Swapping our xDrive30i for the more potent M40i, we drove several laps on BMW’s Spartanburg test track, pushing the car hard on the straights and cornering at high speed. It’s a vastly different beast than the more genteel xDrive30i, particularly in Sport Plus Mode with the exhaust popping and burbling on every downshift. While not much of a fan of sport-utility vehicles on-track, I have to admit the X4 was entertaining.
All X4 models come with standard all-wheel drive, and all put power to the pavement via an eight-speed Steptronic transmission with paddle shifters. While M Sport suspension and variable sport steering are standard kit, there’s an electronically controlled adaptive suspension available as an option. M variants come equipped with standard M Sport Brakes, 20-inch alloy wheels, and M Sport locking differential to help with cornering precision.
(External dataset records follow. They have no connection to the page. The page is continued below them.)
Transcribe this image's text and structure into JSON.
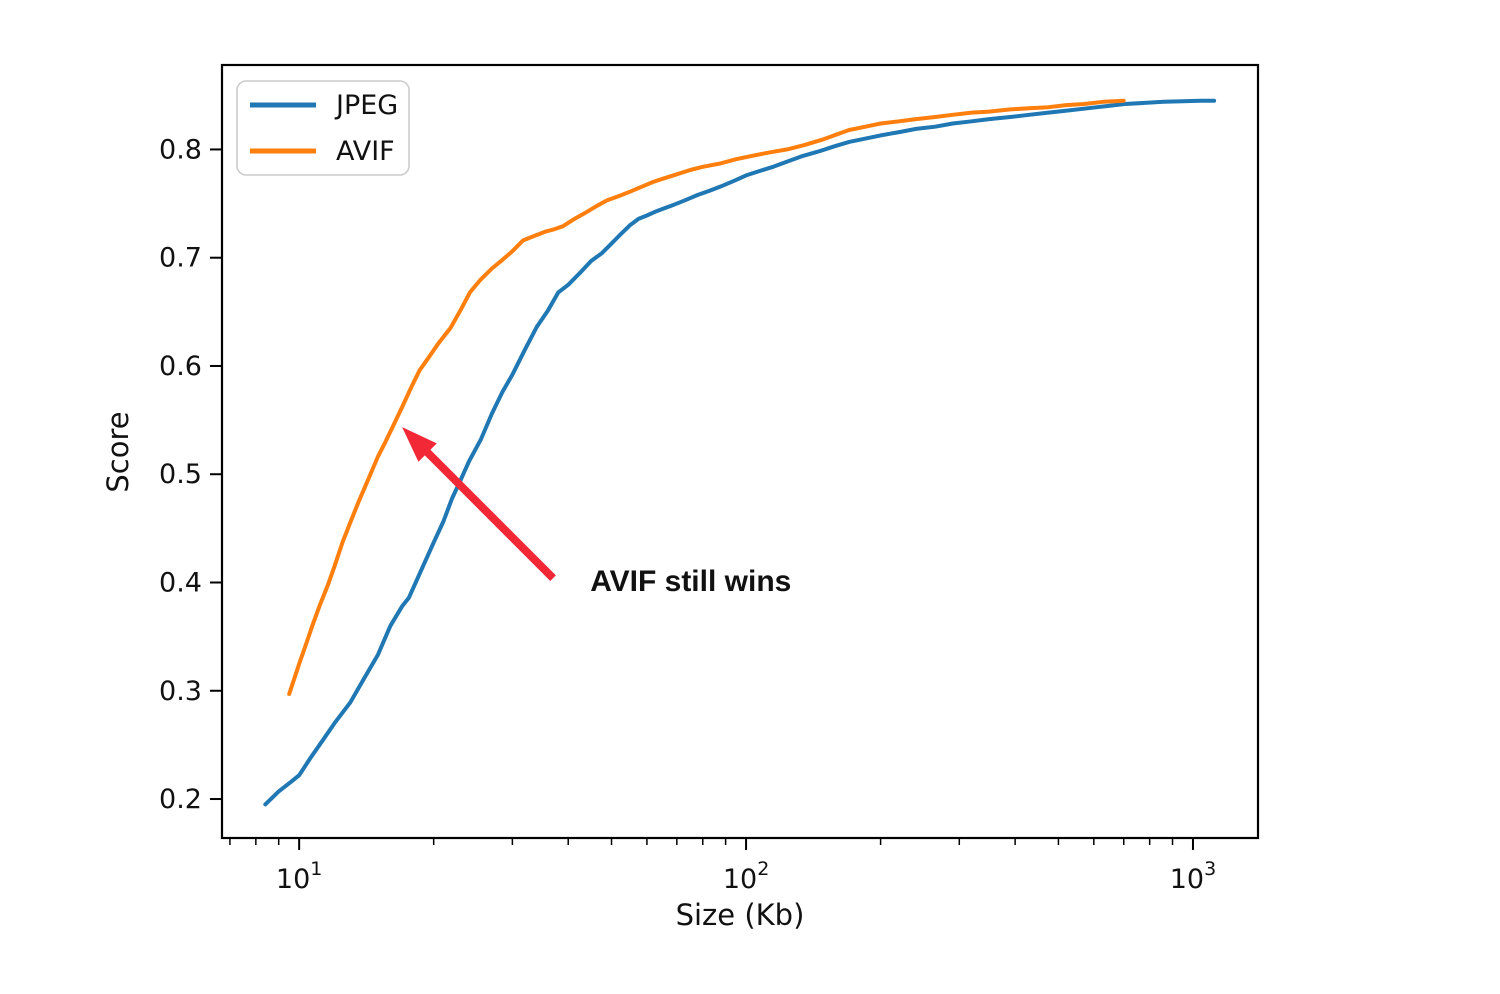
{
  "figure": {
    "background": "#ffffff",
    "axes_edge_color": "#000000",
    "text_color": "#111111"
  },
  "chart_data": {
    "type": "line",
    "title": "",
    "xlabel": "Size (Kb)",
    "ylabel": "Score",
    "x_scale": "log10",
    "y_scale": "linear",
    "xlim": [
      6.72,
      1398
    ],
    "ylim": [
      0.164,
      0.878
    ],
    "x_ticks_major": [
      10,
      100,
      1000
    ],
    "x_ticks_minor": [
      7,
      8,
      9,
      20,
      30,
      40,
      50,
      60,
      70,
      80,
      90,
      200,
      300,
      400,
      500,
      600,
      700,
      800,
      900
    ],
    "y_ticks": [
      0.2,
      0.3,
      0.4,
      0.5,
      0.6,
      0.7,
      0.8
    ],
    "grid": false,
    "legend": {
      "position": "upper-left",
      "entries": [
        {
          "label": "JPEG",
          "color": "#1f77b4"
        },
        {
          "label": "AVIF",
          "color": "#ff7f0e"
        }
      ]
    },
    "series": [
      {
        "name": "JPEG",
        "color": "#1f77b4",
        "points": [
          [
            8.4,
            0.195
          ],
          [
            9.0,
            0.207
          ],
          [
            9.6,
            0.216
          ],
          [
            10.0,
            0.222
          ],
          [
            10.6,
            0.238
          ],
          [
            11.2,
            0.252
          ],
          [
            12.0,
            0.27
          ],
          [
            13.0,
            0.289
          ],
          [
            14.0,
            0.312
          ],
          [
            15.0,
            0.333
          ],
          [
            16.0,
            0.36
          ],
          [
            17.0,
            0.378
          ],
          [
            17.6,
            0.386
          ],
          [
            18.6,
            0.408
          ],
          [
            20.0,
            0.437
          ],
          [
            21.0,
            0.456
          ],
          [
            22.0,
            0.478
          ],
          [
            23.0,
            0.495
          ],
          [
            24.0,
            0.512
          ],
          [
            25.5,
            0.532
          ],
          [
            27.0,
            0.556
          ],
          [
            28.5,
            0.576
          ],
          [
            30.0,
            0.592
          ],
          [
            32.0,
            0.615
          ],
          [
            34.0,
            0.636
          ],
          [
            36.0,
            0.651
          ],
          [
            38.0,
            0.668
          ],
          [
            40.0,
            0.675
          ],
          [
            42.5,
            0.686
          ],
          [
            45.0,
            0.697
          ],
          [
            47.5,
            0.704
          ],
          [
            50.0,
            0.713
          ],
          [
            52.5,
            0.722
          ],
          [
            55.0,
            0.73
          ],
          [
            57.5,
            0.736
          ],
          [
            60.0,
            0.739
          ],
          [
            63.0,
            0.743
          ],
          [
            66.0,
            0.746
          ],
          [
            69.0,
            0.749
          ],
          [
            73.0,
            0.753
          ],
          [
            78.0,
            0.758
          ],
          [
            83.0,
            0.762
          ],
          [
            88.0,
            0.766
          ],
          [
            94.0,
            0.771
          ],
          [
            100.0,
            0.776
          ],
          [
            107.0,
            0.78
          ],
          [
            115.0,
            0.784
          ],
          [
            124.0,
            0.789
          ],
          [
            134.0,
            0.794
          ],
          [
            145.0,
            0.798
          ],
          [
            158.0,
            0.803
          ],
          [
            170.0,
            0.807
          ],
          [
            185.0,
            0.81
          ],
          [
            200.0,
            0.813
          ],
          [
            220.0,
            0.816
          ],
          [
            240.0,
            0.819
          ],
          [
            265.0,
            0.821
          ],
          [
            290.0,
            0.824
          ],
          [
            320.0,
            0.826
          ],
          [
            350.0,
            0.828
          ],
          [
            390.0,
            0.83
          ],
          [
            430.0,
            0.832
          ],
          [
            475.0,
            0.834
          ],
          [
            525.0,
            0.836
          ],
          [
            580.0,
            0.838
          ],
          [
            640.0,
            0.84
          ],
          [
            704.0,
            0.842
          ],
          [
            780.0,
            0.843
          ],
          [
            860.0,
            0.844
          ],
          [
            950.0,
            0.8445
          ],
          [
            1040.0,
            0.845
          ],
          [
            1115.0,
            0.845
          ]
        ]
      },
      {
        "name": "AVIF",
        "color": "#ff7f0e",
        "points": [
          [
            9.5,
            0.297
          ],
          [
            10.0,
            0.325
          ],
          [
            10.4,
            0.345
          ],
          [
            10.7,
            0.36
          ],
          [
            11.1,
            0.378
          ],
          [
            11.6,
            0.398
          ],
          [
            12.0,
            0.415
          ],
          [
            12.5,
            0.437
          ],
          [
            13.0,
            0.455
          ],
          [
            13.6,
            0.475
          ],
          [
            14.2,
            0.493
          ],
          [
            15.0,
            0.516
          ],
          [
            15.6,
            0.53
          ],
          [
            16.2,
            0.544
          ],
          [
            17.0,
            0.562
          ],
          [
            17.8,
            0.58
          ],
          [
            18.6,
            0.596
          ],
          [
            19.5,
            0.608
          ],
          [
            20.5,
            0.621
          ],
          [
            21.8,
            0.635
          ],
          [
            23.0,
            0.652
          ],
          [
            24.1,
            0.668
          ],
          [
            25.5,
            0.68
          ],
          [
            27.0,
            0.69
          ],
          [
            28.5,
            0.698
          ],
          [
            30.0,
            0.706
          ],
          [
            31.7,
            0.716
          ],
          [
            33.5,
            0.72
          ],
          [
            35.5,
            0.724
          ],
          [
            37.0,
            0.726
          ],
          [
            38.9,
            0.729
          ],
          [
            41.0,
            0.735
          ],
          [
            43.5,
            0.741
          ],
          [
            46.0,
            0.747
          ],
          [
            48.9,
            0.753
          ],
          [
            52.0,
            0.757
          ],
          [
            55.0,
            0.761
          ],
          [
            58.0,
            0.765
          ],
          [
            62.0,
            0.77
          ],
          [
            65.2,
            0.773
          ],
          [
            70.0,
            0.777
          ],
          [
            75.0,
            0.781
          ],
          [
            80.0,
            0.784
          ],
          [
            87.5,
            0.787
          ],
          [
            95.0,
            0.791
          ],
          [
            103.0,
            0.794
          ],
          [
            112.0,
            0.797
          ],
          [
            123.6,
            0.8
          ],
          [
            135.0,
            0.804
          ],
          [
            148.0,
            0.809
          ],
          [
            160.0,
            0.814
          ],
          [
            170.0,
            0.818
          ],
          [
            185.0,
            0.821
          ],
          [
            200.0,
            0.824
          ],
          [
            220.0,
            0.826
          ],
          [
            240.0,
            0.828
          ],
          [
            265.0,
            0.83
          ],
          [
            290.0,
            0.832
          ],
          [
            320.0,
            0.834
          ],
          [
            350.0,
            0.835
          ],
          [
            390.0,
            0.837
          ],
          [
            430.0,
            0.838
          ],
          [
            475.0,
            0.839
          ],
          [
            520.0,
            0.841
          ],
          [
            570.0,
            0.842
          ],
          [
            630.0,
            0.844
          ],
          [
            700.0,
            0.845
          ]
        ]
      }
    ],
    "annotation": {
      "text": "AVIF still wins",
      "color": "#f22837",
      "text_xy": [
        44.8,
        0.392
      ],
      "arrow_tail_xy": [
        37.0,
        0.404
      ],
      "arrow_tip_xy": [
        17.0,
        0.5435
      ]
    }
  }
}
Turning the traction control nannies off freed up the car to rotate around the corners, the locking differential divvying up the torque and feathering the inside wheel just enough to keep us pointed in the right direction. The stability is confidence-inspiring – enough so that you feel comfortable getting on the gas right away. Maximum torque is available from 1,520–4,800 rpm, which is enough to propel its 1,961 kg forward almost immediately. Fortunately, the brakes do a great job of bringing it back down.
If you’re so inclined, the X4 is reportedly capable of acquitting itself well off-road, though we can’t really attest to that claim since we weren’t given the opportunity to head off into the trails. Ground clearance is an above average eight inches, which pales in comparison to the Range Rover Sport’s 11.3 with air suspension, or 8.7 inches for a regularly equipped Jeep Cherokee. Approach and departure angles are 25.7 and 22.6 degrees respectively, with a break-over angle of 19.4 degrees, and a fording depth of 19.6 inches.
Overall, if your inner soul is yearning for the Autobahn, but your daily requirements insist you be slightly more practical, you could do a lot worse than this engaging premium crossover.
Pricing starts at $53,000 for the X4 xDrive30i, and $66,000 for the X4 M40i. Vehicles should arrive at Canadian dealers this summer.